The recession saw a change in the structure of German retailing with the merger of a number of major department store chains. There was also an apparent lack of differentiation between many of the retailers. By the mid 1990s, however, prospects looked much more attractive - market and entry costs were falling and the ‘new Germany’ was gradually reborn. Marks & Spencer’s good value and consistent high quality products, combined with clarity of display and customer service package would provide a clear market position.
Opportunities in the German market
Gross Domestic Product, GDP, is a measure of national wealth. Germany's GDP is a staggering £1,500 billion, nearly three times that of the UK economy. German consumer expenditure is 50% more than the UK and 22% higher than France. With economic indices such as inflation under 2% and retail sales in Germany of £331 billion, even a very small share of such a vast market represented a sizeable opportunity for Marks & Spencer.
Germany has more major towns and cities than any other European country (16 with a population of over 400,000). Following re-unification, a large proportion of goods that would have been exported were diverted to the former East Germany. There was also a strong rise in imports from elsewhere in the European Economic Community.
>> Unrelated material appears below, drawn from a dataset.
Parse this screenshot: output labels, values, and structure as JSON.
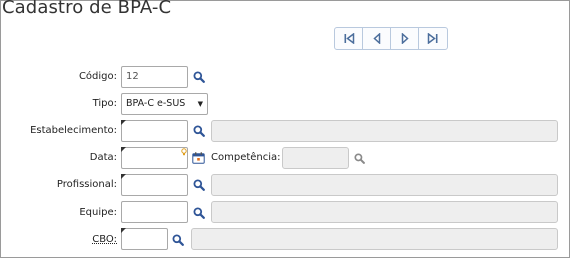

Germany is the largest clothing and food market in Europe. Research showed that:
- German consumers have a clear appreciation of consistent high quality. Marks & Spencer products would be very good value if products were sold at competitive prices.
- As well as Marks & Spencer’s known market strength in Lingerie, there was considerable potential in a wider range of clothing, such as men and women’s tailoring and natural fibre knitwear. There was also added value through technical innovation of clothing and raw materials e.g. tactel, tencel, cotton, teflon finishes, fibres and stretch.
- Marks & Spencer’s ‘added value’ approach to Foods would be quite unique and offer a prime differentiation factor. For example,Marks & Spencer’s ‘chilled offer’ was far more than local retailers could offer and standards of quality, freshness and hygiene would stand out against the lower standards in supermarkets and discount stores.
- Marks & Spencer had examined customer requirements and catered for the preferences of the German market.
- There was a huge snack lunch market with good potential.
- Layout and presentation techniques, shop keeping standards, customer service package, IT based ordering systems and product information would all compare favourably against the established stores.